Fixing an unassigned shard situation is either very easy or very hard.
Unassigned replica shards is easy to fix - just add nodes or update the replication configuration for the affected index(es).
If any primary shards are unassigned, you need to go and look for the node with the disk where those shard files exist. It could have crashed, or completely went away. But recovering such shards need to be done from either the disk itself, or from snapshot. Unfortunately there is no easy route here or an API that could fix it.

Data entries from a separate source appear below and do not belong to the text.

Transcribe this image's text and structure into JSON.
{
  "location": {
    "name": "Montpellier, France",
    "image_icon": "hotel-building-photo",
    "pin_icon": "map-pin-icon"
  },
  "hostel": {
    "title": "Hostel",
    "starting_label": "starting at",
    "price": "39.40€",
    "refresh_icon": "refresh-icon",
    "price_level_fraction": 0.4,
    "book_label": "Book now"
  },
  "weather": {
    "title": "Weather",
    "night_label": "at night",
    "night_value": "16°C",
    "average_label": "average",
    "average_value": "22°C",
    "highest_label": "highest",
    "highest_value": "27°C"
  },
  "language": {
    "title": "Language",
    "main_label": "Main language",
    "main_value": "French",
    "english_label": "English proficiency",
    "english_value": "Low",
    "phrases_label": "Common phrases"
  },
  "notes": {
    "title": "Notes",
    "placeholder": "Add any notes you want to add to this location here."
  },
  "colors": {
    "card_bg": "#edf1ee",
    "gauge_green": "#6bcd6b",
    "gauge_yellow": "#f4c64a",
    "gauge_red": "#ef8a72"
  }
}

Preventing Unassigned Shards in Elasticsearch and OpenSearch
Preventing unassigned shards and maintaining good cluster health requires optimizing and monitoring your Elasticsearch cluster. We recommend following the below set of rules for any production-grade Elasticsearch or OpenSearch cluster:
- Deploy at least 2 data nodes with dedicated master nodes.
- Make sure the
index.number_of_replicas
setting for any index in the cluster is larger than zero, and equals or lower than the total number of data nodes. The number of replicas for any index on the cluster cannot be higher than the number of available data nodes. - Maintain at least 75% free disk space on every data node at all times.

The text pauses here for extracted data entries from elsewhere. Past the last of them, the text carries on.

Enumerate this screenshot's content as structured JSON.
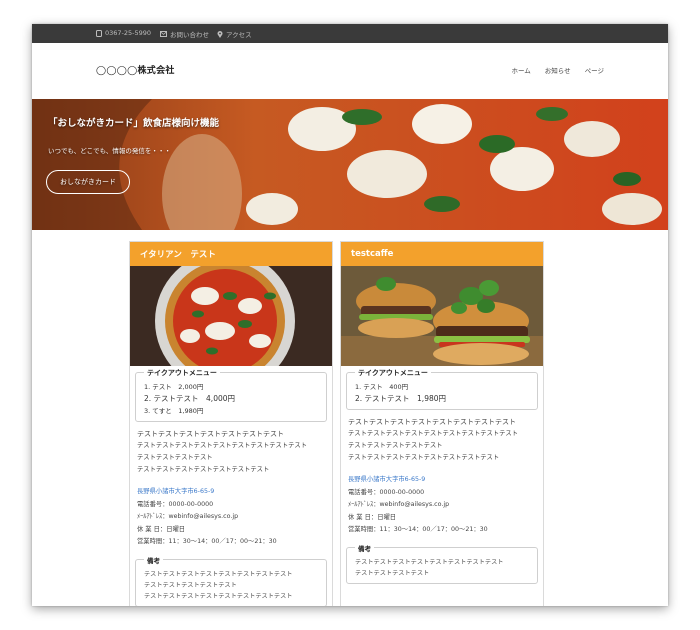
{
  "topbar": {
    "phone": "0367-25-5990",
    "contact": "お問い合わせ",
    "access": "アクセス"
  },
  "header": {
    "logo": "◯◯◯◯株式会社",
    "nav": [
      "ホーム",
      "お知らせ",
      "ページ"
    ]
  },
  "hero": {
    "title": "「おしながきカード」飲食店様向け機能",
    "subtitle": "いつでも、どこでも、情報の発信を・・・",
    "button": "おしながきカード"
  },
  "cards": [
    {
      "title": "イタリアン　テスト",
      "menu_title": "テイクアウトメニュー",
      "menu": [
        "1. テスト　2,000円",
        "2. テストテスト　4,000円",
        "3. てすと　1,980円"
      ],
      "desc": [
        "テストテストテストテストテストテストテスト",
        "テストテストテストテストテストテストテストテストテスト",
        "テストテストテストテスト",
        "テストテストテストテストテストテストテスト"
      ],
      "address": "長野県小諸市大字市6-65-9",
      "phone": "電話番号：0000-00-0000",
      "mail": "ﾒｰﾙｱﾄﾞﾚｽ：webinfo@ailesys.co.jp",
      "holiday": "休 業 日：日曜日",
      "hours": "営業時間：11：30～14：00／17：00～21：30",
      "remark_title": "備考",
      "remarks": [
        "テストテストテストテストテストテストテストテスト",
        "テストテストテストテストテスト",
        "テストテストテストテストテストテストテストテスト"
      ]
    },
    {
      "title": "testcaffe",
      "menu_title": "テイクアウトメニュー",
      "menu": [
        "1. テスト　400円",
        "2. テストテスト　1,980円"
      ],
      "desc": [
        "テストテストテストテストテストテストテストテスト",
        "テストテストテストテストテストテストテストテストテスト",
        "テストテストテストテストテスト",
        "テストテストテストテストテストテストテストテスト"
      ],
      "address": "長野県小諸市大字市6-65-9",
      "phone": "電話番号：0000-00-0000",
      "mail": "ﾒｰﾙｱﾄﾞﾚｽ：webinfo@ailesys.co.jp",
      "holiday": "休 業 日：日曜日",
      "hours": "営業時間：11：30～14：00／17：00～21：30",
      "remark_title": "備考",
      "remarks": [
        "テストテストテストテストテストテストテストテスト",
        "テストテストテストテスト"
      ]
    }
  ],
  "colors": {
    "topbar": "#3a3a3a",
    "accent": "#f3a12c",
    "link": "#3a78c9"
  }
}
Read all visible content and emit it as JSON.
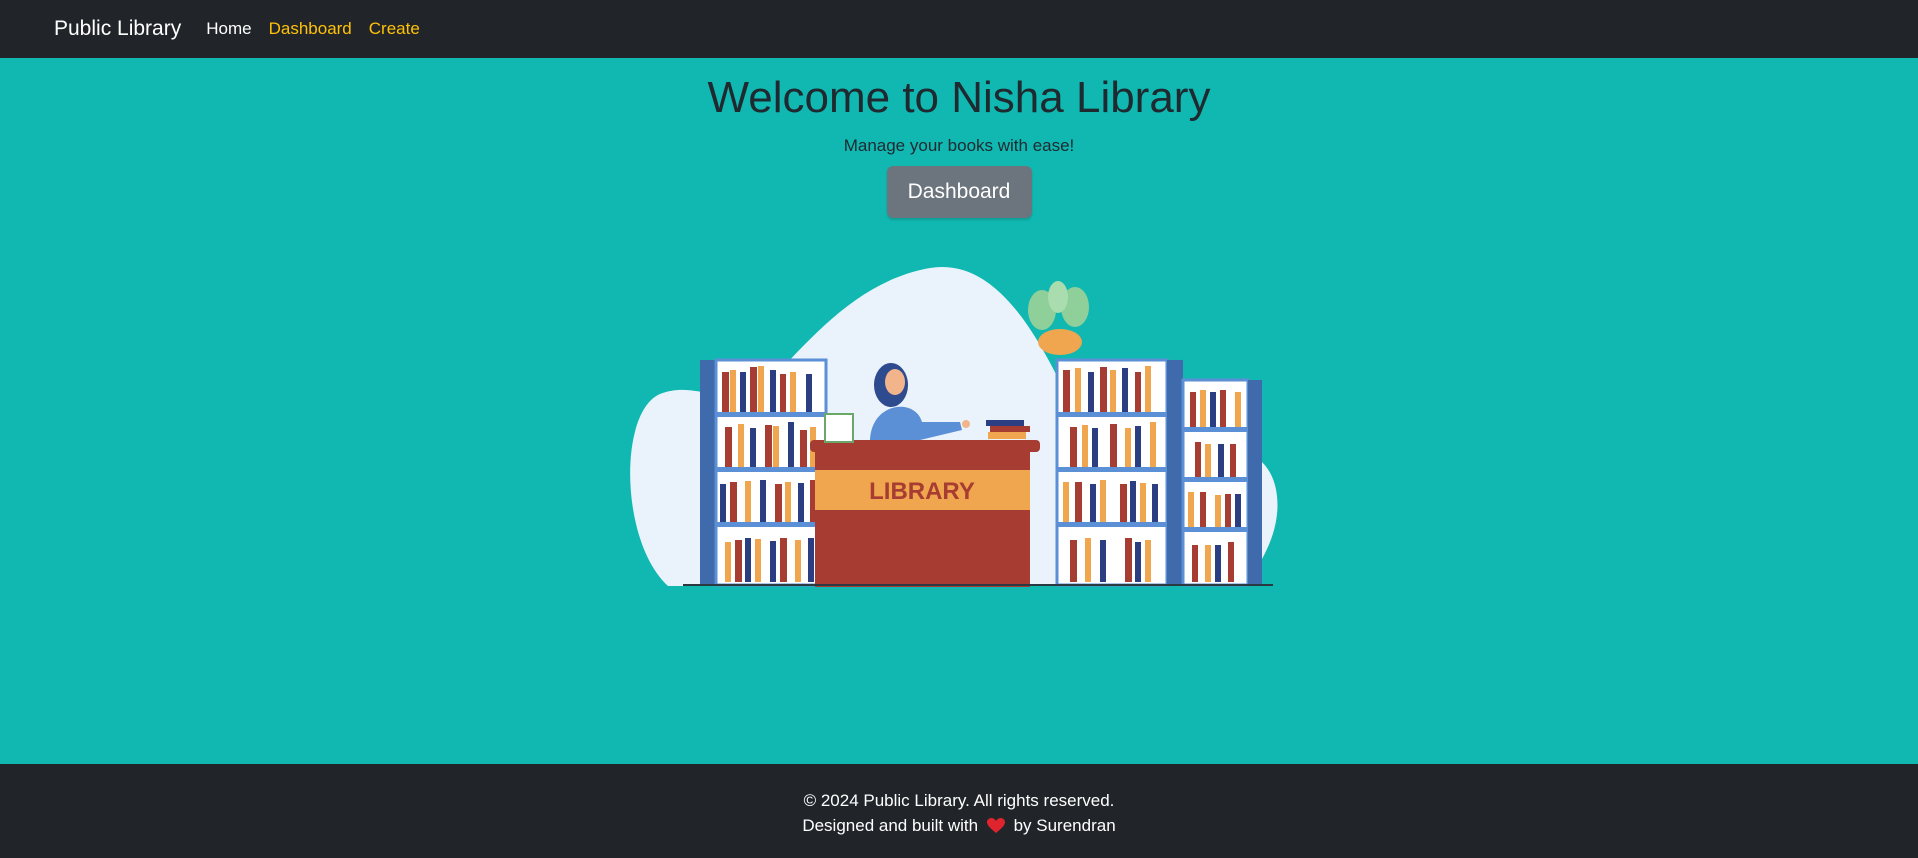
{
  "navbar": {
    "brand": "Public Library",
    "links": [
      {
        "label": "Home",
        "color": "#ffffff"
      },
      {
        "label": "Dashboard",
        "color": "#ffc107"
      },
      {
        "label": "Create",
        "color": "#ffc107"
      }
    ]
  },
  "hero": {
    "title": "Welcome to Nisha Library",
    "subtitle": "Manage your books with ease!",
    "button_label": "Dashboard"
  },
  "illustration": {
    "desk_sign": "LIBRARY"
  },
  "footer": {
    "copyright": "© 2024 Public Library. All rights reserved.",
    "credit_prefix": "Designed and built with",
    "credit_icon": "heart-icon",
    "credit_suffix": "by Surendran"
  },
  "colors": {
    "navbar_bg": "#212529",
    "page_bg": "#10b8b1",
    "button_bg": "#6c757d",
    "link_accent": "#ffc107"
  }
}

- Use Index lifecycle management (ILM) in Elasticsearch (or the equivalent in OpenSearch) to automate index management and optimize resource utilization according to predefined rules. By defining lifecycle stages for indices, such as hot, warm, and cold, ILM allows you to manage indices based on their importance and age; remove old indexes and free up some storage.
- Use a trustworthy Elasticsearch monitoring and alerting tool to keep an eye on disk usage, shards status and pressure on nodes in various aspects.